J’y suis parvenu dans la soirée d’hier, après avoir quitté Khao Yai, ville de béton traversé par la Highway, laide comme beaucoup de villes de ce pays. Seule la chambre d’hôtel m’a retenu. J’avais, en outre, grand besoin de faire laver mes vêtements, après plus de trois semaines de tribulations. Enfin, je n’avais d’autre possibilité que de rallier Bangkok, et cela, je ne le désirais pas.
Ce matin, dans le train, j’ai été l’objet de propositions nettes d’un monsieur qui, cependant, parlait fort mal anglais. Trente-cinq ans peut-être, mais d’un physique agréable. Cependant, il allait à Bangkok — et moi, j’allais ici. D’ailleurs, mes bagages étaient restés dans une chambre à Saraburi : cela ne m’a pas paru négociable… — dussé-je le regretter tout mon voyage, comme la veste laissée à Chiang-Mai !
Cependant, tout en menant le conversation avec ce monsieur, j’ai manqué la gare de Bang Pa Iu. J’ai eu comme l’impression que mon interlocuteur ne l’ignorait pas… J’ai dû descendre trois ou quatre gares plus loin, et rebrousser chemin. Les heures perdues ne se comptent plus aujourd’hui !

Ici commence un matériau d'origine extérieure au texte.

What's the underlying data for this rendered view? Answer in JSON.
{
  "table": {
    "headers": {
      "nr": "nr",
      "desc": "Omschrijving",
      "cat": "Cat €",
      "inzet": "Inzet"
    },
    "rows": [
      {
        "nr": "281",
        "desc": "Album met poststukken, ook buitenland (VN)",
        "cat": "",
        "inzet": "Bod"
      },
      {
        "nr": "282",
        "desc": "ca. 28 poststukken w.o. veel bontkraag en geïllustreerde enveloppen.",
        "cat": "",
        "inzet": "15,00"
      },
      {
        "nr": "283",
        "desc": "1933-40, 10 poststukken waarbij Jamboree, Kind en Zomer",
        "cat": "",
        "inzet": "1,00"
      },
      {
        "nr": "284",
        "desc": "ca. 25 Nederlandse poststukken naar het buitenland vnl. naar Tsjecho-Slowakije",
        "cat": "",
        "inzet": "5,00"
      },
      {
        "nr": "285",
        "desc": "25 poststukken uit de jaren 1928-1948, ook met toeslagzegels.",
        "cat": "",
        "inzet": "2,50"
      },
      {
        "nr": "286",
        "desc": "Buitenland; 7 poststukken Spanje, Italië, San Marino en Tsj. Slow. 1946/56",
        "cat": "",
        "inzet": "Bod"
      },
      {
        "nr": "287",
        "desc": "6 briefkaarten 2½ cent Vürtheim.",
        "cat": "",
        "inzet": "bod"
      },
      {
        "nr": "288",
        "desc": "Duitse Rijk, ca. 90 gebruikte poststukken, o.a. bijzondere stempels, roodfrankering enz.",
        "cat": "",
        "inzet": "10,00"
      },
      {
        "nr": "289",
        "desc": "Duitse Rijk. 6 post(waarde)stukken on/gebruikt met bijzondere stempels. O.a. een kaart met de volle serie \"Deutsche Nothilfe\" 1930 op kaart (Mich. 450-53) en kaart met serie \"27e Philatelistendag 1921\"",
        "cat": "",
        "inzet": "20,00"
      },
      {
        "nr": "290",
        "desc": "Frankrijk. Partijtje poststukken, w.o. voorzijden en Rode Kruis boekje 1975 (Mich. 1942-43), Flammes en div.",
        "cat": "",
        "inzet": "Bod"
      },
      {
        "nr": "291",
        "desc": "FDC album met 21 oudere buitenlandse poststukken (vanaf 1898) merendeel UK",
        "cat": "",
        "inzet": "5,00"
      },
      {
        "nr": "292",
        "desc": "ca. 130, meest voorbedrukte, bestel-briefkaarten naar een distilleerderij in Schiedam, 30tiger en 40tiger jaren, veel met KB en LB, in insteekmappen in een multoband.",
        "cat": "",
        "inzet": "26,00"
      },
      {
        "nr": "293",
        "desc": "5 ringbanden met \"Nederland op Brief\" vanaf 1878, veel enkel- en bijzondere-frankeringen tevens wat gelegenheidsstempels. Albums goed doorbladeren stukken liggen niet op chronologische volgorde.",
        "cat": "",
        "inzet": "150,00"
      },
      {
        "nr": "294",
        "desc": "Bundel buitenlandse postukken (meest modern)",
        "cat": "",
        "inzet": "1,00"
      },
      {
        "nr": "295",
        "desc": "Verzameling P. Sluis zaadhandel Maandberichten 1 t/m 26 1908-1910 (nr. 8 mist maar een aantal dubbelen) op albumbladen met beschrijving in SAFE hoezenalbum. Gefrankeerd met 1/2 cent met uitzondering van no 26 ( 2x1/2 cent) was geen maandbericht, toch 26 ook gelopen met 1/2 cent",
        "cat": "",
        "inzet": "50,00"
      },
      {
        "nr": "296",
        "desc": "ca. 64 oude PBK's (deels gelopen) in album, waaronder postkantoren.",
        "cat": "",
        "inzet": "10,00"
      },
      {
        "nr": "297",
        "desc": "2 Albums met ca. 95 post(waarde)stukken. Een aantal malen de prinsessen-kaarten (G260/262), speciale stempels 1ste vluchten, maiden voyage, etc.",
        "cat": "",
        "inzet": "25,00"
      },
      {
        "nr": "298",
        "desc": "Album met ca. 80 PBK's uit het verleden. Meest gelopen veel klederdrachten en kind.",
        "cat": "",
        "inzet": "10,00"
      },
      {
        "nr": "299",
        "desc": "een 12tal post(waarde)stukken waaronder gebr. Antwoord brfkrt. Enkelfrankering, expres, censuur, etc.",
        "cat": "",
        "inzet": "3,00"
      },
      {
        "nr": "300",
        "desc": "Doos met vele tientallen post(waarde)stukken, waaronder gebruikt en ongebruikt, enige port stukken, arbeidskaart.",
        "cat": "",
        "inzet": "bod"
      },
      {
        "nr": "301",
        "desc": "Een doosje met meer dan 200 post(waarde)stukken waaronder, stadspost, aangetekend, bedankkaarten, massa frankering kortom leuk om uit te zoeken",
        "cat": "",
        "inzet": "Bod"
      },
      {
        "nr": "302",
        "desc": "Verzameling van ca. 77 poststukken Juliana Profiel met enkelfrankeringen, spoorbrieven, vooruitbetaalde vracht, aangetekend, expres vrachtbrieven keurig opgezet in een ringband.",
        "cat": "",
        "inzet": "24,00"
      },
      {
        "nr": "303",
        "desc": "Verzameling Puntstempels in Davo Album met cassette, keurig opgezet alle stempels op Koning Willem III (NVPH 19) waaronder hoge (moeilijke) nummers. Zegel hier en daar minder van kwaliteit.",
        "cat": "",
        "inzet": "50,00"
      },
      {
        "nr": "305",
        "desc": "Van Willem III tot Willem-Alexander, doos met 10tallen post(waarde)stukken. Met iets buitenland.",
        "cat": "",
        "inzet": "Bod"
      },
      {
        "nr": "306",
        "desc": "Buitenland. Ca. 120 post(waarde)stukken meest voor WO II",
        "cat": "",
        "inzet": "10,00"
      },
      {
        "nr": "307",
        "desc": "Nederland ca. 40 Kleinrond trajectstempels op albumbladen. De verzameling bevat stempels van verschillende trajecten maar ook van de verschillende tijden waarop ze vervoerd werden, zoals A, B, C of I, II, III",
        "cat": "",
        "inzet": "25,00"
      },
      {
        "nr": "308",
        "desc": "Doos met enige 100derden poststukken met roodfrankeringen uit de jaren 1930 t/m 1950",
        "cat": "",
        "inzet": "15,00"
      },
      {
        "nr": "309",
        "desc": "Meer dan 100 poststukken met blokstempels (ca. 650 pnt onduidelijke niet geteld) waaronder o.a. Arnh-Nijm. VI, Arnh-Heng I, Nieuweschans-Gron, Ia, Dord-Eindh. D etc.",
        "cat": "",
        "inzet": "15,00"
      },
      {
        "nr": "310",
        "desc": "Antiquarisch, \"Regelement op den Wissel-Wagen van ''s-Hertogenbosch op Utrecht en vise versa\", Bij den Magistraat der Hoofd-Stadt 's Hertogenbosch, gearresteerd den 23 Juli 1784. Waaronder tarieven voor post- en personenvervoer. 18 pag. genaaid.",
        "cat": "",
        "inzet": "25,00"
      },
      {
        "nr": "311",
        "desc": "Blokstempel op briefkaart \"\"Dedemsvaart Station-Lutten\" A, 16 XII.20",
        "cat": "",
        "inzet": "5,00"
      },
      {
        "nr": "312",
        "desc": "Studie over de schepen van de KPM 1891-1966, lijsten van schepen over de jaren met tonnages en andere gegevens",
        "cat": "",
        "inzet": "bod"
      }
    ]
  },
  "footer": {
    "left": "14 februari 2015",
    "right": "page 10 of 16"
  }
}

Ici, j’ai visité le palais, de conception et d’inspiration chinoises. Comme à Phimaï, cela m’a reposé de la profusion des bouddhas. Il y avait sur place beaucoup de monde, ce que je n’avais pas vu depuis longtemps…
(Vient d’entrer ici un couple mixte, dont le Blanc est la femme. Le fait est assez rare pour je le note, en passant…)
Un peu de vent amène ici une agréable fraicheur. Cela ne soulage pas l’attente pour autant. Il va sûrement pleuvoir. Mais il n’y a qu’à Khao Yai que les pluies durent longtemps…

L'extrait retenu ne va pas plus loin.